Потом мы долго молчим ... Я думаю о всеобщей гибели, он только о своей. Эти сумерки после дождливого дня или, вернее, распогодившегося: ясного, осеннего — были мрачными и гнетущими, как похороны ... Дубовый лес и мелкий кустарник таяли в темноте.
В санитарный автомобиль я авторитетно приказываю взять и немца-пленного. И даже прошу шофера ехать медленнее по размытой дороге. Но он объясняет мне, что получил приказ к полуночи перевезти всех раненых.

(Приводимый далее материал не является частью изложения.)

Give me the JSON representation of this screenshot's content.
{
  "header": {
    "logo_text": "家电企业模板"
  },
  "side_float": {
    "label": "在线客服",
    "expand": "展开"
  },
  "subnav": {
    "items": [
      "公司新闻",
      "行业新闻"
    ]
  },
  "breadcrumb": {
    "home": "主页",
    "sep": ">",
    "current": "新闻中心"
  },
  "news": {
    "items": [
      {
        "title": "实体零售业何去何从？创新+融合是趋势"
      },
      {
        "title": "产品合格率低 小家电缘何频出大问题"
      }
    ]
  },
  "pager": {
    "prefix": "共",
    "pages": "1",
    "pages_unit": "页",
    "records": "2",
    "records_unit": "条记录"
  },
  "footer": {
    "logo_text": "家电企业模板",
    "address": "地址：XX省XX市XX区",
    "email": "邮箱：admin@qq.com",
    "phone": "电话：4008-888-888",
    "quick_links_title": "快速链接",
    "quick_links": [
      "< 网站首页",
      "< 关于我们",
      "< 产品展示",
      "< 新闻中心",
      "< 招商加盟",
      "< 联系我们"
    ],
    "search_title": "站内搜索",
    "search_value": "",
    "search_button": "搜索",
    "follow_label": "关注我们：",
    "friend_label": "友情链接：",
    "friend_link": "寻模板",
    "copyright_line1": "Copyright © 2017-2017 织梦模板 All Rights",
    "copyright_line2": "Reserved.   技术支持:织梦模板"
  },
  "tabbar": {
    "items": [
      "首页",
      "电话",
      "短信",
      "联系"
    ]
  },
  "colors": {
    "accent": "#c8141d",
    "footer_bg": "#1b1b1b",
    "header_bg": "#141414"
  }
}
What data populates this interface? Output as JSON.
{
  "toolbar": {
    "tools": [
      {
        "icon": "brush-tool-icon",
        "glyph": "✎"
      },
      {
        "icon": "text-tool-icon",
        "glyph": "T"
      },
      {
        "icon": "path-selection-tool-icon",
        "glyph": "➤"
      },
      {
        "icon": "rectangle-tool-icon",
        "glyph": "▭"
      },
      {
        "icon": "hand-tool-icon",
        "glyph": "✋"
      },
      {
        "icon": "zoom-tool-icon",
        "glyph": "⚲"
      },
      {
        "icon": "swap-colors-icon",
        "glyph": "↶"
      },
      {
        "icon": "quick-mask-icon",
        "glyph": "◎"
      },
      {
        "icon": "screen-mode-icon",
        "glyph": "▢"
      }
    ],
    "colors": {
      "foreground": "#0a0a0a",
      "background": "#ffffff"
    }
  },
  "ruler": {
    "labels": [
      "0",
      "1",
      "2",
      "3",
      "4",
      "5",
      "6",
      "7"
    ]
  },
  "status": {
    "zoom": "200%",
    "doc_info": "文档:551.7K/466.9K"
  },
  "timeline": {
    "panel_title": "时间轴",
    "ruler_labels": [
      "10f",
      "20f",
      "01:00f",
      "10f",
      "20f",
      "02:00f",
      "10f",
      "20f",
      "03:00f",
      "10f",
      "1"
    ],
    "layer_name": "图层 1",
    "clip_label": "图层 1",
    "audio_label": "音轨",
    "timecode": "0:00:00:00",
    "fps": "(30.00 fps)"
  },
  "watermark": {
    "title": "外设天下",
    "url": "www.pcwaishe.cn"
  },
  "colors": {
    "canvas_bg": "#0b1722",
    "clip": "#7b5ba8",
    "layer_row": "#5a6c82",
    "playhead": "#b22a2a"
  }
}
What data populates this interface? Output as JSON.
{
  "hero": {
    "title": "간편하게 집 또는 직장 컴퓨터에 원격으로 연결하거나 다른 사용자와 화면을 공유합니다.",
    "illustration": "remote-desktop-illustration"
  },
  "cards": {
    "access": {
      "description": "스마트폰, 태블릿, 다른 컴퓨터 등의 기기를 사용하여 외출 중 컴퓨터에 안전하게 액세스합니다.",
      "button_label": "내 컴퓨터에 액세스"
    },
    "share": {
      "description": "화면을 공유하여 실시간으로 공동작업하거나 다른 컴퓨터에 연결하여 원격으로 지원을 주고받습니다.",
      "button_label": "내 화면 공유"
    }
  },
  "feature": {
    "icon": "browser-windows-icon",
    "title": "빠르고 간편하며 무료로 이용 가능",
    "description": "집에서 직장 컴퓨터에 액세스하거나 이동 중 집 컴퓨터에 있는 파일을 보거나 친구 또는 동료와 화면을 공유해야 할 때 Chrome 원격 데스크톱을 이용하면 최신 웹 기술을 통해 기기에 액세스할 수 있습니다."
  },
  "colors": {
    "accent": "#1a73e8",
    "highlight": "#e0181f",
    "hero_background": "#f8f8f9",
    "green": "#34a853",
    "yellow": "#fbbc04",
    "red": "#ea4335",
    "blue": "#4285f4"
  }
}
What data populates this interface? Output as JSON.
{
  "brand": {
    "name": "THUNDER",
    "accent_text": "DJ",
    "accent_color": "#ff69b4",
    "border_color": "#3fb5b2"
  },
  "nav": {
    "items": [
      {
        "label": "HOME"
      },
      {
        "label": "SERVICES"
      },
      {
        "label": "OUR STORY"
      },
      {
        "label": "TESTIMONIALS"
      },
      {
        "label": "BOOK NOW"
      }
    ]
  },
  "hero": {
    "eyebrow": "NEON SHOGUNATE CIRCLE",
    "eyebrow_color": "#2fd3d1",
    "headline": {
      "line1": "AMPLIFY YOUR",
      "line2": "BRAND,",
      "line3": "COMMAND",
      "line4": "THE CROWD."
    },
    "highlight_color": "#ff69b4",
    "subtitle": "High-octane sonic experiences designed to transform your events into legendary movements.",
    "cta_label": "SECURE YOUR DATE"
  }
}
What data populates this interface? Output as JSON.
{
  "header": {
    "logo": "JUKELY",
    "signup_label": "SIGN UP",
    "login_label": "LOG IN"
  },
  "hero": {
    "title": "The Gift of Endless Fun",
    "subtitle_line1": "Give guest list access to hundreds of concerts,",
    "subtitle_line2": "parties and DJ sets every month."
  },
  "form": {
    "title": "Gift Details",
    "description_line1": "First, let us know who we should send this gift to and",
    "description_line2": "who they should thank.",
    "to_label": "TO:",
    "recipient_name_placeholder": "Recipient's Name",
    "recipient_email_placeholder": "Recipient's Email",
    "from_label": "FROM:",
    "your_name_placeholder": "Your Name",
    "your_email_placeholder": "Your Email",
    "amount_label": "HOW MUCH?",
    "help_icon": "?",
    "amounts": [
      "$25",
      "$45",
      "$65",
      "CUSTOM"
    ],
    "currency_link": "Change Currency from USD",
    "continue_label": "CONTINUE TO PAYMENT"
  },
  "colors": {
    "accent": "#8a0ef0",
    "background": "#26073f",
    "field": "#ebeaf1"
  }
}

Мне делают укол от столбняка и кладут в чистую постель. Поздно ночью прибывает другая группа раненых из нашего полка. Дивизия отступает. Наш батальон наполовину перебит. Четыре убитых офицера, несколько раненых, моя рота окружена и взята в плен со всеми офицерами. Тудор Попеску, где-то ты теперь? К утру госпиталь будет эвакуирован. Санитары спешно перевязывают раны.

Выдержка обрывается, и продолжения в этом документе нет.